Easily grown in average, medium, well-drained soil in full sun to part shade. Prefers moist loams, but tolerates wide range of soils and has good drought tolerance. Prune as needed immediately after flowering. For best cross-pollination and resulting fruit display, plant shrubs in groups rather than as single specimens.
Viburnum plicatum f. tomentosum, commonly called doublefile viburnum, is a dense, multi-stemmed, deciduous shrub with distinctively tiered horizontal branching that typically matures over time in a broad-rounded form to 8-10’ tall with a slightly larger spread. It is native to forests and thickets in China and Japan. Flowers bloom in late April-May in flat-topped, lacecap-like clusters (each to 2-4” but less frequently to 6” wide) which extend along the branches and above the foliage in double rows, hence the common name of doublefile viburnum. Each cluster has an outer ring of large, showy, snow-white, sterile florets (each to 1-2” across) surrounding a central mass of tiny non-showy fertile florets which when fertilized give way to egg-shaped 1/3” long fruits (red maturing to black) and viable seed. Ovate, toothed, strongly-veined, dark green leaves (to 4" long) turn burgundy red to purplish red in fall. A large number of cultivars have been introduced into commerce.

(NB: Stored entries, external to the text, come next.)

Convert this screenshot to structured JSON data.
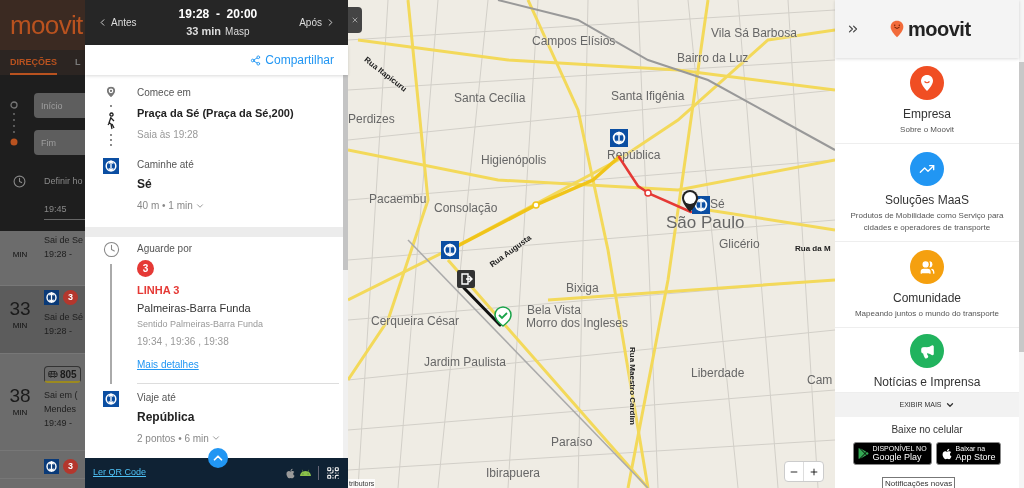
{
  "left_panel": {
    "logo": "moovit",
    "tabs": [
      {
        "label": "DIREÇÕES",
        "selected": true
      },
      {
        "label": "L",
        "selected": false
      }
    ],
    "from": {
      "placeholder": "Início"
    },
    "to": {
      "placeholder": "Fim"
    },
    "time_label": "Definir ho",
    "time_value": "19:45",
    "routes": [
      {
        "unit": "MIN",
        "lines": [
          "Sai de Se",
          "19:28 -"
        ],
        "selected": false
      },
      {
        "minutes": "33",
        "unit": "MIN",
        "badges": [
          {
            "kind": "metro"
          },
          {
            "kind": "line",
            "text": "3",
            "color": "#b4372d"
          }
        ],
        "lines": [
          "Sai de Sé",
          "19:28 -"
        ],
        "selected": true
      },
      {
        "minutes": "38",
        "unit": "MIN",
        "badges": [
          {
            "kind": "bus",
            "text": "805"
          }
        ],
        "lines": [
          "Sai em (",
          "Mendes",
          "19:49 -"
        ],
        "selected": false
      },
      {
        "badges": [
          {
            "kind": "metro"
          },
          {
            "kind": "line",
            "text": "3",
            "color": "#b4372d"
          }
        ],
        "selected": false
      }
    ]
  },
  "itinerary": {
    "header": {
      "prev": "Antes",
      "next": "Após",
      "time_range": "19:28  -  20:00",
      "duration": "33 min",
      "destination": "Masp"
    },
    "share": "Compartilhar",
    "steps": [
      {
        "kind": "start",
        "label": "Comece em",
        "title": "Praça da Sé (Praça da Sé,200)",
        "detail": "Saia às 19:28"
      },
      {
        "kind": "walk",
        "label": "Caminhe até",
        "title": "Sé",
        "detail": "40 m • 1 min"
      },
      {
        "kind": "wait",
        "label": "Aguarde por",
        "badge": "3",
        "color": "#e53935",
        "line_name": "LINHA 3",
        "route": "Palmeiras-Barra Funda",
        "direction": "Sentido Palmeiras-Barra Funda",
        "times": "19:34 , 19:36 , 19:38",
        "link": "Mais detalhes"
      },
      {
        "kind": "ride",
        "label": "Viaje até",
        "title": "República",
        "detail": "2 pontos • 6 min"
      }
    ],
    "footer": {
      "qr_link": "Ler QR Code"
    }
  },
  "map": {
    "labels": [
      {
        "text": "Campos Elísios",
        "kind": "area"
      },
      {
        "text": "Vila Sá Barbosa",
        "kind": "area"
      },
      {
        "text": "Bairro da Luz",
        "kind": "area"
      },
      {
        "text": "Rua Itapicuru",
        "kind": "street"
      },
      {
        "text": "Santa Cecília",
        "kind": "area"
      },
      {
        "text": "Santa Ifigênia",
        "kind": "area"
      },
      {
        "text": "Perdizes",
        "kind": "area"
      },
      {
        "text": "República",
        "kind": "area"
      },
      {
        "text": "Higienópolis",
        "kind": "area"
      },
      {
        "text": "Pacaembu",
        "kind": "area"
      },
      {
        "text": "Consolação",
        "kind": "area"
      },
      {
        "text": "Sé",
        "kind": "area"
      },
      {
        "text": "São Paulo",
        "kind": "city"
      },
      {
        "text": "Glicério",
        "kind": "area"
      },
      {
        "text": "Rua da M",
        "kind": "street"
      },
      {
        "text": "Rua Augusta",
        "kind": "street"
      },
      {
        "text": "Bixiga",
        "kind": "area"
      },
      {
        "text": "Cerqueira César",
        "kind": "area"
      },
      {
        "text": "Bela Vista",
        "kind": "area"
      },
      {
        "text": "Morro dos Ingleses",
        "kind": "area"
      },
      {
        "text": "Jardim Paulista",
        "kind": "area"
      },
      {
        "text": "Liberdade",
        "kind": "area"
      },
      {
        "text": "Cam",
        "kind": "area"
      },
      {
        "text": "Rua Maestro Cardim",
        "kind": "street"
      },
      {
        "text": "Paraíso",
        "kind": "area"
      },
      {
        "text": "Ibirapuera",
        "kind": "area"
      }
    ],
    "attribution": "tributors"
  },
  "right_panel": {
    "logo": "moovit",
    "cards": [
      {
        "kind": "company",
        "title": "Empresa",
        "subtitle": "Sobre o Moovit",
        "color": "#f04e23"
      },
      {
        "kind": "solutions",
        "title": "Soluções MaaS",
        "subtitle": "Produtos de Mobilidade como Serviço para cidades e operadores de transporte",
        "color": "#2196f3"
      },
      {
        "kind": "community",
        "title": "Comunidade",
        "subtitle": "Mapeando juntos o mundo do transporte",
        "color": "#f5a00f"
      },
      {
        "kind": "news",
        "title": "Notícias e Imprensa",
        "color": "#21b35e"
      }
    ],
    "show_more": "EXIBIR MAIS",
    "download": "Baixe no celular",
    "stores": [
      {
        "kind": "google",
        "small": "DISPONÍVEL NO",
        "name": "Google Play"
      },
      {
        "kind": "apple",
        "small": "Baixar na",
        "name": "App Store"
      }
    ],
    "tooltip": "Notificações novas"
  }
}
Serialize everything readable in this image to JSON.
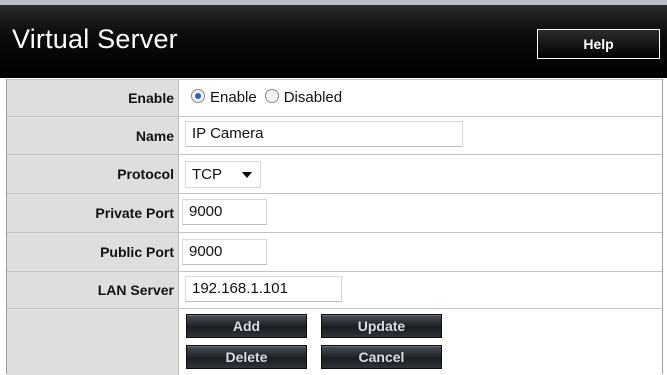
{
  "header": {
    "title": "Virtual Server",
    "help_label": "Help"
  },
  "form": {
    "enable": {
      "label": "Enable",
      "options": [
        "Enable",
        "Disabled"
      ],
      "selected": "Enable"
    },
    "name": {
      "label": "Name",
      "value": "IP Camera"
    },
    "protocol": {
      "label": "Protocol",
      "value": "TCP"
    },
    "private_port": {
      "label": "Private Port",
      "value": "9000"
    },
    "public_port": {
      "label": "Public Port",
      "value": "9000"
    },
    "lan_server": {
      "label": "LAN Server",
      "value": "192.168.1.101"
    }
  },
  "buttons": {
    "add": "Add",
    "update": "Update",
    "delete": "Delete",
    "cancel": "Cancel"
  }
}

From Latin, viburnum is the name of a species plant, plicatum means pleated or folded in reference to leaf veins, and tomentosum means woolly in reference to fine hairs on young stems and leaf undersides.
‘Summer Snowflake’ is an upright cultivar that matures to 5-8’ tall (infrequently taller). Leaves, flowers and fruits are typically smaller than those found on typical f. tomentosum plants. White lacecap-like flowers bloom in spring (late April-May), but continue to bloom sporadically through summer (hence the cultivar name) and sometimes into early fall. Fruits, a few flowers and autumn foliage color may all be simultaneously present on shrubs in early fall. Introduced by the Canadian Ornamental Plant Foundation.
No serious insect or disease problems.
Specimen or groups. Shrub borders, foundations or hedges.